Herr Kollege Schneck stellt die nächste Zusatzfrage.

Herr Präsident! Sehr geehrte Kolleginnen und Kollegen! Vor dem Hintergrund, dass Herr Bode und seine Partei maßgeblichen Einfluss darauf hatten, dass die Transfergesellschaft nicht zustande gekommen ist, und vor dem Hintergrund, dass Sie hier vorhin die Einkommens- und Sozialabsicherungsstruktur bei der Firma Schlecker dargestellt und auch mit Zahlen belegt haben, frage ich Sie: Wie gestaltet sich eigentlich die Einkommensstruktur und die soziale Absicherungen in den Firmen, die Sie jetzt als Alternative im Einzelhandel anbieten?

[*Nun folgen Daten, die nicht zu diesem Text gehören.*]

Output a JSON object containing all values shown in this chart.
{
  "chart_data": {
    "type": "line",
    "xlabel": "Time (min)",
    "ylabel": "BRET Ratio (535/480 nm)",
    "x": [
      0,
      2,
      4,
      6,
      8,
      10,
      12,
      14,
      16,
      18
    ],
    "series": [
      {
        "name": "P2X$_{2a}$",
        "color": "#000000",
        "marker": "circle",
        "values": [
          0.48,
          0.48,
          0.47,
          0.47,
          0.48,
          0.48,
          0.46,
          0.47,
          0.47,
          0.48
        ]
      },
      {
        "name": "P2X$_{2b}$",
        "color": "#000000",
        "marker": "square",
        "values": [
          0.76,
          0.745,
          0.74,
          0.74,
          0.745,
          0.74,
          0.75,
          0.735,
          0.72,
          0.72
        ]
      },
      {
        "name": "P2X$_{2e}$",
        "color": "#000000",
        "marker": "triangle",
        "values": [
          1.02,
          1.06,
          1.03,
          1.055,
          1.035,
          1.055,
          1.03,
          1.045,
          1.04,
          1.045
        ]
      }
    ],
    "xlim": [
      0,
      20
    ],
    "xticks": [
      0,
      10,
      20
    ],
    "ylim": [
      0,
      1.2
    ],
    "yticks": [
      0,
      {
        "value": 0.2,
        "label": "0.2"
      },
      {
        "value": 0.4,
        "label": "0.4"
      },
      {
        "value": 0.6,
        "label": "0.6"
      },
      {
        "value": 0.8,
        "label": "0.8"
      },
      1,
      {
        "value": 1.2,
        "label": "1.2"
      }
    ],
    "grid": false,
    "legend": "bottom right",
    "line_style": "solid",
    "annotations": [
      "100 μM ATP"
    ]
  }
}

Vielleicht können Sie uns das einmal darstellen, damit die Menschen begreifen, was ihr sozialer Abstieg, ihr Mindereinkommen und ihre zukünftig schlechtere soziale Absicherung mit dem Handeln dieser Landesregierung zu tun hat.

(Beifall bei der SPD)

Herr Minister!

Herr Präsident! Meine sehr geehrten Damen und Herren! Es gibt ja überall Tarifverträge, und die kann man auch miteinander vergleichen. Am Ende des Tages stellt sich auch die Frage, ob jemand über Tarif zahlt. Solche Fälle gibt es wegen des Fachkräftemangels übrigens immer mehr.

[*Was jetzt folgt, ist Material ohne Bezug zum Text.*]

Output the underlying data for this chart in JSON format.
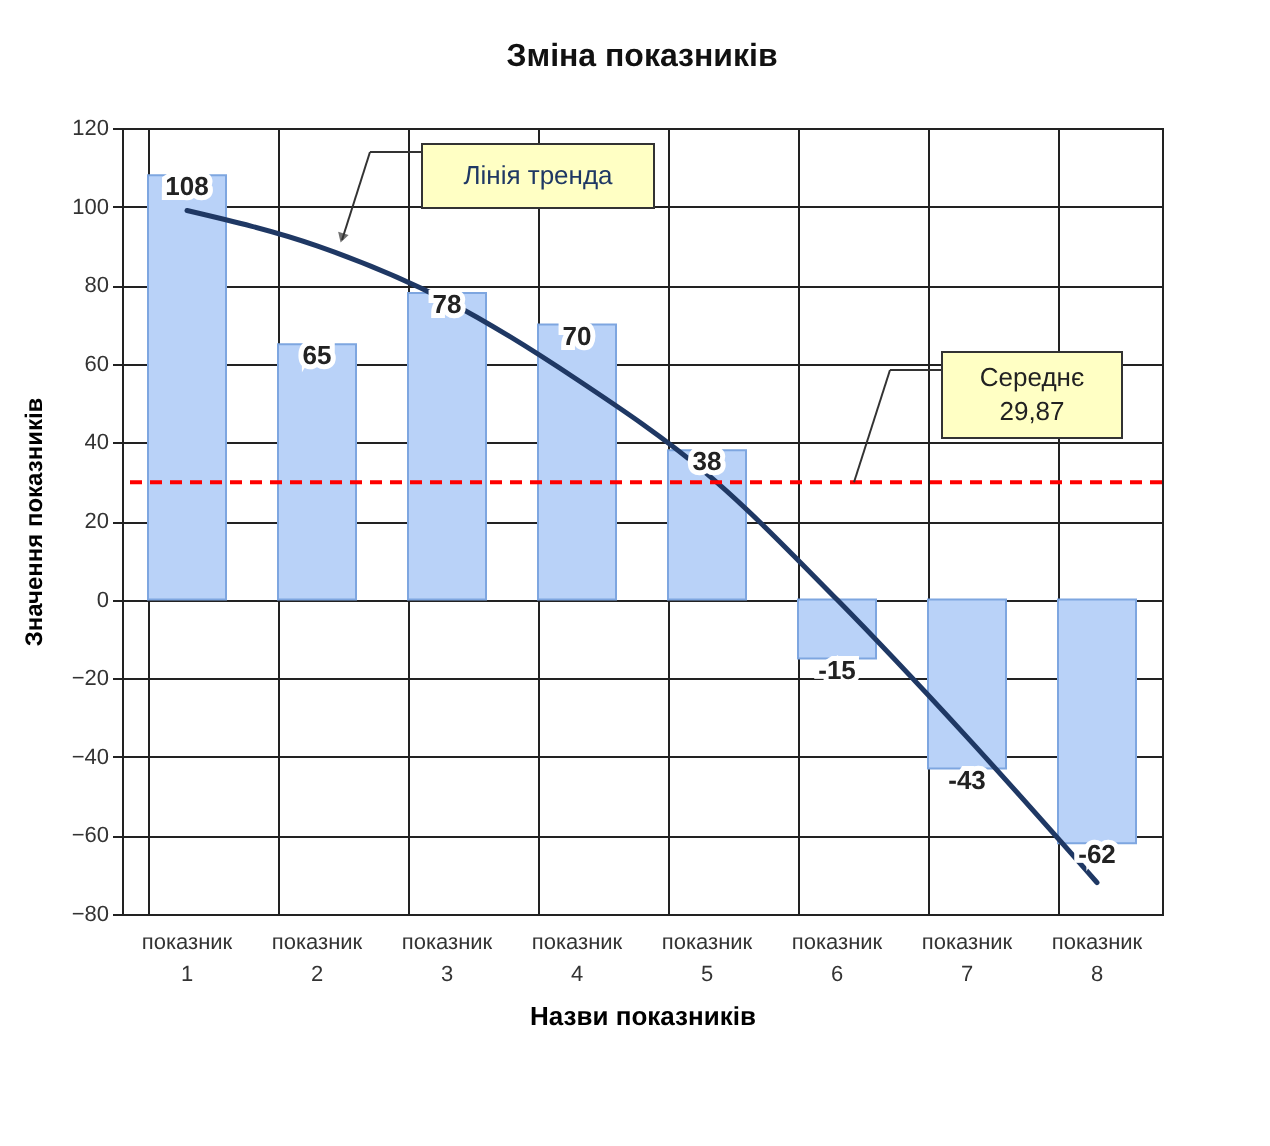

(Lachen bei der SPD - Ursula Weis- ser-Roelle [LINKE]: Immer weniger!)

- Entschuldigung! Wenn Sie in Bereichen, in denen es Vollbeschäftigung gibt, nur Tariflohn zahlen wollen, brauchen Sie gar nicht erst anzutreten. Schauen Sie sich beispielsweise den Nordwesten Niedersachsens an! Herr Lies, Sie müssen das doch wissen, Sie kommen doch da rum. Wenn man eine qualifizierte Fachkraft sucht, hat man doch große Probleme.

(Olaf Lies [SPD]: Wir reden über den Einzelhandel, Herr Minister!)

Und zu dem anderen Thema, das Sie immer anführen: Wenn jemand auf 400-Euro-Basis arbeitet,

dann arbeitet er bei dem einen auf 400-Euro-Basis und bei dem anderen auch.

(Gerd Ludwig Will [SPD]: Das ist doch der geringste Anteil!)

Die nächste Frage kommt von Frau Kollegin Zimmermann.

Danke. - Herr Präsident! Ich frage die Landesregierung: Wie geht sie mit der Forderung von ver.di und dem Gesamtbetriebsrat von Schlecker um, für die jetzt noch Beschäftigten, die dann von der zweiten Kündigungswelle betroffen sein werden, eine Transfergesellschaft einzurichten?